Blueprint: Preparing a GKE cluster for apps distributed by a third party

This repository contains a blueprint that creates and secures a Google Kubernetes Engine (GKE) cluster that is ready to host custom apps distributed by a third party. The blueprint uses federated learning as an example use case for hosting custom third party apps inside your cluster. Specifically, the blueprint creates and configures a Google Kubernetes Engine (GKE) cluster and related infrastructure such that the cluster is ready to participate in cross-silo federated learning.

Federated learning is a machine learning approach that allows a loose federation of participants (e.g. a group of organisations) to collaboratively improve a shared model, without sharing any sensitive data. In cross-silo federated learning, each participant uses its own data and compute resources, called a silo. Eash silo trains a shared model using only its local data and compute resources. Training results are shared with the federation owner, who updates the shared model and redistributes to the silos for further training rounds, and the process repeats. This way, silos can collaborate to improve the model without sharing data.

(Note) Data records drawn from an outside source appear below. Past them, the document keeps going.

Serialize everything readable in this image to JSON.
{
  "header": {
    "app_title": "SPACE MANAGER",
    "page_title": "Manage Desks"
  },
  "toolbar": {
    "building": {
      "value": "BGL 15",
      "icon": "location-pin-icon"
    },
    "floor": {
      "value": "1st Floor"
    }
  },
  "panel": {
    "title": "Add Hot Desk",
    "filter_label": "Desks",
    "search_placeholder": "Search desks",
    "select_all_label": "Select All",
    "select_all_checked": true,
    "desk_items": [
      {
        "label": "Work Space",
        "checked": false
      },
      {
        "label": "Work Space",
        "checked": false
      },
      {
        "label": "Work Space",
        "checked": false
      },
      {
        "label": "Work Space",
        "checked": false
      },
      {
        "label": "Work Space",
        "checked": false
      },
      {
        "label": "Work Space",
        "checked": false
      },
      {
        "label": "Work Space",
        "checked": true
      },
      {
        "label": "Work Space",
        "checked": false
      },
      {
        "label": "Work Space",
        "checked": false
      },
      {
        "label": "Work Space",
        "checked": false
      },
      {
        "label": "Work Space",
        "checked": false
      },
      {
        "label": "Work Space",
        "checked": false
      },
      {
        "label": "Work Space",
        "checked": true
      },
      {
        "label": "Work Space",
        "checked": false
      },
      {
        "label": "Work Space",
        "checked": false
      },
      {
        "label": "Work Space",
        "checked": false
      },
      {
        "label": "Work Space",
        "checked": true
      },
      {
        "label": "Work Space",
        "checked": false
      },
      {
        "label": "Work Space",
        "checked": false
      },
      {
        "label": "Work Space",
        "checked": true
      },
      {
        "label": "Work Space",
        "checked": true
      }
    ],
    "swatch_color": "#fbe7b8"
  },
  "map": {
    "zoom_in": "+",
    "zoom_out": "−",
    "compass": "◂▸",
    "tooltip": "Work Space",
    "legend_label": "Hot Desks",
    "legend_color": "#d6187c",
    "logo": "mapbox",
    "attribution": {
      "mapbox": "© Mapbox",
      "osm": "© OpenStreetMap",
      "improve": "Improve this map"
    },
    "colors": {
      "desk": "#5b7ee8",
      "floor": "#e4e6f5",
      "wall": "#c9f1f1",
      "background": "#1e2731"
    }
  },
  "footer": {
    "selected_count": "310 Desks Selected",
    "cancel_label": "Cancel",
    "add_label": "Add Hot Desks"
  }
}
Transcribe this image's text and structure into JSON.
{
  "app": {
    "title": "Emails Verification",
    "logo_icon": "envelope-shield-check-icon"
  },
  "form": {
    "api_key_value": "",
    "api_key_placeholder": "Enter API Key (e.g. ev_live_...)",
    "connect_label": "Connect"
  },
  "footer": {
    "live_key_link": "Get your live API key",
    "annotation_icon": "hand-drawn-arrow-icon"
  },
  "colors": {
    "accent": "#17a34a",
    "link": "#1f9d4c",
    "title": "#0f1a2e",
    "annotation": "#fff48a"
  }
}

This blueprint suggests using a GKE cluster as the compute infrastructure for a silo. The cluster is designed to host containerised apps, distributed by the federation owner, that train the model against local data and manage interation between the silo and federation owner. As these apps are created by the federation owner, they need to be treated as untrusuted or semi-trusted workloads within the silo cluster. Therefore, the silo cluster is configured according to security best practices, and additional controls are put in place to isolate and constrain the trainer workloads. The blueprint uses Anthos features to automate and optimise the configuration and security of the cluster.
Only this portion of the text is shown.